As geopolitical tensions mount between the U.S. and Iran, oil prices spiked on Monday and gold prices surged in response to the uncertainty.
U.S. officials confirmed Qassem Soleimani, the leader of Iran's Quds Force, was killed late Thursday in a U.S. airstrike that targeted the convoy near Baghdad. In the wake of his death, Iranian leaders have vowed revenge. President Donald Trump responded to the threats of vengeance on Twitter, saying that the U.S. is prepared to "hit very fast and very hard" if Iran retaliates.
The uncertainty of whether Iran will respond has caused some volatility in global financial markets, though most were able to rebound slightly by midday Monday following steeper tumbles on Friday.
Meanwhile, all eyes are on oil and gold prices, which saw the spikes in the wake of the news. Here are what analysts and experts are watching as the turmoil in the Middle East impacts the prices of oil and gold.

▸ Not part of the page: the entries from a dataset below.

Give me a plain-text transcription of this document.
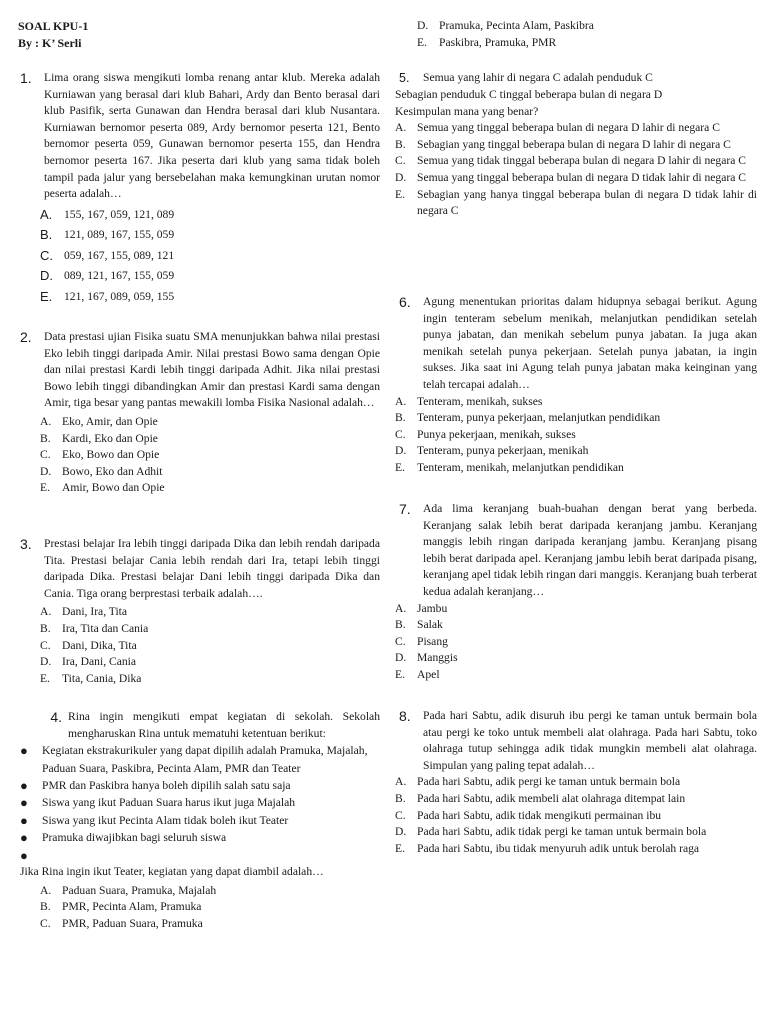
SOAL KPU-1
By : K’ Serli
1.	Lima orang siswa mengikuti lomba renang antar klub. Mereka adalah Kurniawan yang berasal dari klub Bahari, Ardy dan Bento berasal dari klub Pasifik, serta Gunawan dan Hendra berasal dari klub Nusantara. Kurniawan bernomor peserta 089, Ardy bernomor peserta 121, Bento bernomor peserta 059, Gunawan bernomor peserta 155, dan Hendra bernomor peserta 167. Jika peserta dari klub yang sama tidak boleh tampil pada jalur yang bersebelahan maka kemungkinan urutan nomor peserta adalah…
A.	155, 167, 059, 121, 089
B.	121, 089, 167, 155, 059
C. 059, 167, 155, 089, 121
D. 089, 121, 167, 155, 059
E.	121, 167, 089, 059, 155
2.	Data prestasi ujian Fisika suatu SMA menunjukkan bahwa nilai prestasi Eko lebih tinggi daripada Amir. Nilai prestasi Bowo sama dengan Opie dan nilai prestasi Kardi lebih tinggi daripada Adhit. Jika nilai prestasi Bowo lebih tinggi dibandingkan Amir dan prestasi Kardi sama dengan Amir, tiga besar yang pantas mewakili lomba Fisika Nasional adalah…
A. Eko, Amir, dan Opie
B. Kardi, Eko dan Opie
C. Eko, Bowo dan Opie
D. Bowo, Eko dan Adhit
E.	Amir, Bowo dan Opie
3.	Prestasi belajar Ira lebih tinggi daripada Dika dan lebih rendah daripada Tita. Prestasi belajar Cania lebih rendah dari Ira, tetapi lebih tinggi daripada Dika. Prestasi belajar Dani lebih tinggi daripada Dika dan Cania. Tiga orang berprestasi terbaik adalah….
A. Dani, Ira, Tita
B. Ira, Tita dan Cania
C. Dani, Dika, Tita
D. Ira, Dani, Cania
E.	Tita, Cania, Dika
4. Rina ingin mengikuti empat kegiatan di sekolah. Sekolah mengharuskan Rina untuk mematuhi ketentuan berikut:
●	Kegiatan ekstrakurikuler yang dapat dipilih adalah Pramuka, Majalah, Paduan Suara, Paskibra, Pecinta Alam, PMR dan Teater
●	PMR dan Paskibra hanya boleh dipilih salah satu saja
●	Siswa yang ikut Paduan Suara harus ikut juga Majalah
●	Siswa yang ikut Pecinta Alam tidak boleh ikut Teater
●	Pramuka diwajibkan bagi seluruh siswa
●
Jika Rina ingin ikut Teater, kegiatan yang dapat diambil adalah…
A. Paduan Suara, Pramuka, Majalah
B. PMR, Pecinta Alam, Pramuka
C. PMR, Paduan Suara, Pramuka
D. Pramuka, Pecinta Alam, Paskibra
E.	Paskibra, Pramuka, PMR
5.	Semua yang lahir di negara C adalah penduduk C
Sebagian penduduk C tinggal beberapa bulan di negara D
Kesimpulan mana yang benar?
A. Semua yang tinggal beberapa bulan di negara D lahir di negara C
B. Sebagian yang tinggal beberapa bulan di negara D lahir di negara C
C. Semua yang tidak tinggal beberapa bulan di negara D lahir di negara C
D. Semua yang tinggal beberapa bulan di negara D tidak lahir di negara C
E.	Sebagian yang hanya tinggal beberapa bulan di negara D tidak lahir di negara C
6.	Agung menentukan prioritas dalam hidupnya sebagai berikut. Agung ingin tenteram sebelum menikah, melanjutkan pendidikan setelah punya jabatan, dan menikah sebelum punya jabatan. Ia juga akan menikah setelah punya pekerjaan. Setelah punya jabatan, ia ingin sukses. Jika saat ini Agung telah punya jabatan maka keinginan yang telah tercapai adalah…
A. Tenteram, menikah, sukses
B. Tenteram, punya pekerjaan, melanjutkan pendidikan
C. Punya pekerjaan, menikah, sukses
D. Tenteram, punya pekerjaan, menikah
E.	Tenteram, menikah, melanjutkan pendidikan
7.	Ada lima keranjang buah-buahan dengan berat yang berbeda. Keranjang salak lebih berat daripada keranjang jambu. Keranjang manggis lebih ringan daripada keranjang jambu. Keranjang pisang lebih berat daripada apel. Keranjang jambu lebih berat daripada pisang, keranjang apel tidak lebih ringan dari manggis. Keranjang buah terberat kedua adalah keranjang…
A. Jambu
B. Salak
C. Pisang
D. Manggis
E.	Apel
8.	Pada hari Sabtu, adik disuruh ibu pergi ke taman untuk bermain bola atau pergi ke toko untuk membeli alat olahraga. Pada hari Sabtu, toko olahraga tutup sehingga adik tidak mungkin membeli alat olahraga. Simpulan yang paling tepat adalah…
A. Pada hari Sabtu, adik pergi ke taman untuk bermain bola
B. Pada hari Sabtu, adik membeli alat olahraga ditempat lain
C. Pada hari Sabtu, adik tidak mengikuti permainan ibu
D. Pada hari Sabtu, adik tidak pergi ke taman untuk bermain bola
E.	Pada hari Sabtu, ibu tidak menyuruh adik untuk berolah raga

'Oil prices could jolt higher depending on if and when Iran retaliates'
Uncertainty in the Middle East has historically had a direct impact on oil prices around the world. In the aftermath of the news of the death of Soleimani, oil prices initially spiked by 3%.
Brent crude oil, the global benchmark, reached a 6-month high of more than $70 a barrel in the last few days.
Iran partially houses one of the world's most important oil chokepoints, the Strait of Hormuz, which is located between Oman and Iran. Approximately 21 million barrels of oil per day, or 21% of global petroleum consumption, flow through the strait everyday, according to the U.S. Energy Information Administration.
"There is more a potential that oil prices could jolt higher depending on if and when Iran retaliates," Patrick DeHaan, the head of petroleum analysis at fuel price website GasBuddy, told ABC News.
"The bigger concern for the market is will Iran pull another proxy attack on Saudi Arabia, will it attack U.S. interests directly?" DeHaan said. "Basically, will Iran retaliate against oil infrastructure, and if they do it, we'll probably see a response in the price of oil."
If things stay as they are, DeHaan predicts we will see "a modest increase of a few cents per gallon over the next few weeks" and "the national average could rise maybe as much as 10 cents from this point."
"If something were to change this afternoon, all bets are off," DeHaan added.
Still, "markets won't completely go back to normal until there is an all-clear that lasts four weeks. Any new news over the next four weeks could have moderate impact on oil prices," DeHaan said.
The average gasoline price in the U.S. held steady Monday at $2.58 per gallon, the same price as a week ago, according to the American Automobile Association.
"It’s typical to see crude oil prices push more expensive amid current events," Jeanette Casselano, an AAA spokesperson, said in a statement Monday. "What this increase means in terms of retail prices is yet be seen. It depends on how expensive crude oil prices go and the duration at which it sells at a higher price point."
Gold welcomes a 'flight to haven assets amid the Middle Eastern tensions'
Gold prices, which have already been on the rise for the past few weeks, jumped because of escalating tensions in the Middle East, with some analysts predicting investors are turning to gold amid the turmoil.
"The flight to haven assets amid the Middle Eastern tensions has seen gold start 2019 with a bang," Jasper Lawler, an analyst with the London Capital Group, wrote in a memo Monday, adding that "the precious metals has hit a 7-year high."
"Gains in the last two trading days have lit a fire under a multi-day surge in gold prices that began just before Christmas," Lawler added. "The combination of a softer dollar and a flight to safety is always a recipe for gold’s success."
Lawler said his firm remains "bullish on gold" but "would suggest caution ahead of U.S. unemployment figures this week where strong jobs growth might see the dollar rebound."